V  P  R

VALPARAISO POETRY REVIEW
Contemporary Poetry and Poetics



 
 

~DAVI WALDERS~



FIGHTING WITH NOTHING


 

Umschlagplatz—ugly word, ugly
place. Look. Almost nothing remains
of Umschlagplatz, in the middle
of Warsaw, the middle of Poland,
the middle of a ghetto, the middle
of the starving world of Jews in
the middle of the twentieth century.

Now only a wall, a plaque, a few dead
roses. So little to remember so many,
each soul herded here. Twelve thousand
a day in the blistering heat of summer,
1942. Doctors, lawyers, dancers,
children. Freight straight to Treblinka,
human cargo to be murdered.

We had no help, nothing, and yet,
how could we not resist? Remember
as you leave the square's dying roses,
how we, the ZOB, fought—anything
we could find or make—sticks, pipes,
light bulbs with sulfuric acid, a few guns.
Never enough, yet we fought and fought.

Nazis burned everything.
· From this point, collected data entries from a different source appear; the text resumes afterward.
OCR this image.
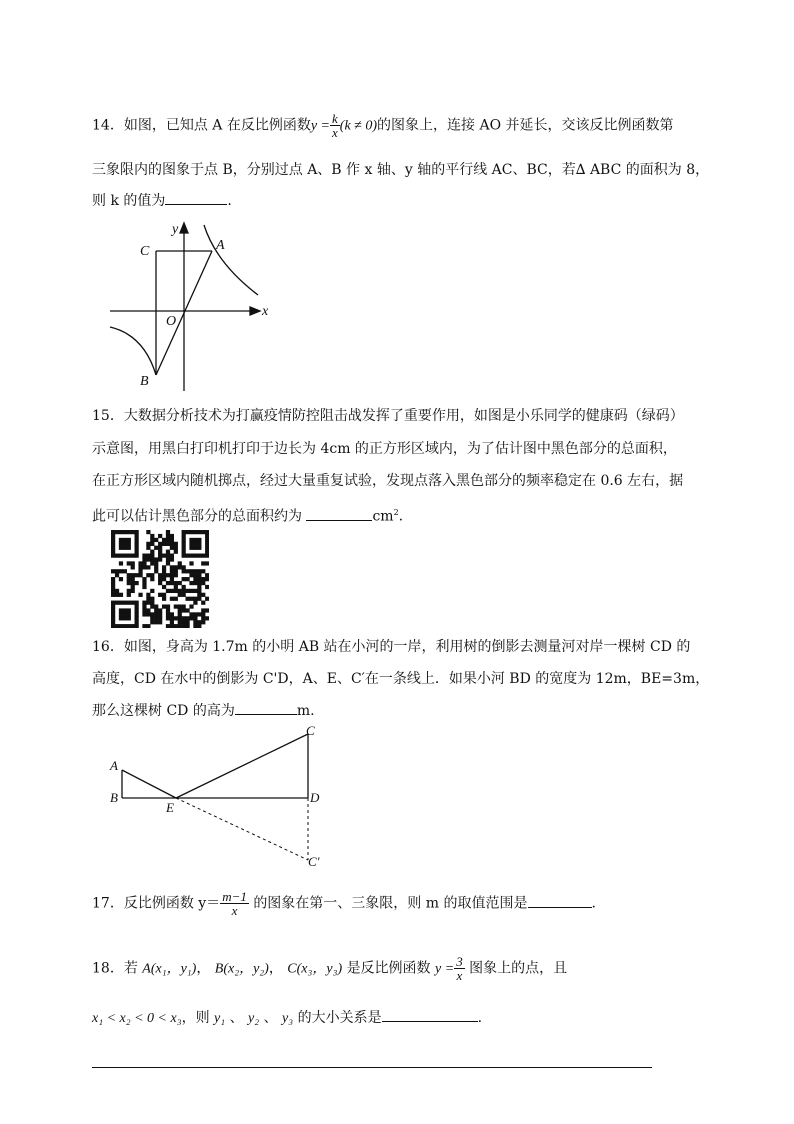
14．如图，已知点 A 在反比例函数$y = \frac{k}{x} (k \ne 0)$的图象上，连接 AO 并延长，交该反比例函数第
三象限内的图象于点 B，分别过点 A、B 作 x 轴、y 轴的平行线 AC、BC，若∆ ABC 的面积为 8，
则 k 的值为	.
C	A
O
B
x
y
15．大数据分析技术为打赢疫情防控阻击战发挥了重要作用，如图是小乐同学的健康码（绿码）
示意图，用黑白打印机打印于边长为 4cm 的正方形区域内，为了估计图中黑色部分的总面积，
在正方形区域内随机掷点，经过大量重复试验，发现点落入黑色部分的频率稳定在 0.6 左右，据
此可以估计黑色部分的总面积约为	$cm^2$.
16．如图，身高为 1.7m 的小明 AB 站在小河的一岸，利用树的倒影去测量河对岸一棵树 CD 的
高度，CD 在水中的倒影为 C'D，A、E、C′在一条线上．如果小河 BD 的宽度为 12m，BE=3m，
那么这棵树 CD 的高为	m.
A
B
E
C
D
C′
17．反比例函数 $y= \frac{m-1}{x}$ 的图象在第一、三象限，则 m 的取值范围是	.
18．若 A(x₁，y₁)， B(x₂，y₂)， C(x₃，y₃) 是反比例函数 $y = \frac{3}{x}$ 图象上的点，且
x₁ < x₂ < 0 < x₃，则 y₁ 、 y₂ 、 y₃ 的大小关系是	.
To leave no
evidence. But there were sewers.
Lower and lower we went swimming
our way out with rats and garbage
to bear witness, to remember those
who chose to stand and fall, fighting
in the blistering heat at Umschlagplatz.


    * * *


Zivia Lubetkin Zuckerman: A  founder of the resistance
group ZOB (Zydowska Organizacja Bojowa/Jewish Fighting
Organization) who fought in Warsaw ghetto uprising and
escaped to Aryan side as Nazis burned the ghetto in
May, 1943. She was a witness at the trial of Eichmann.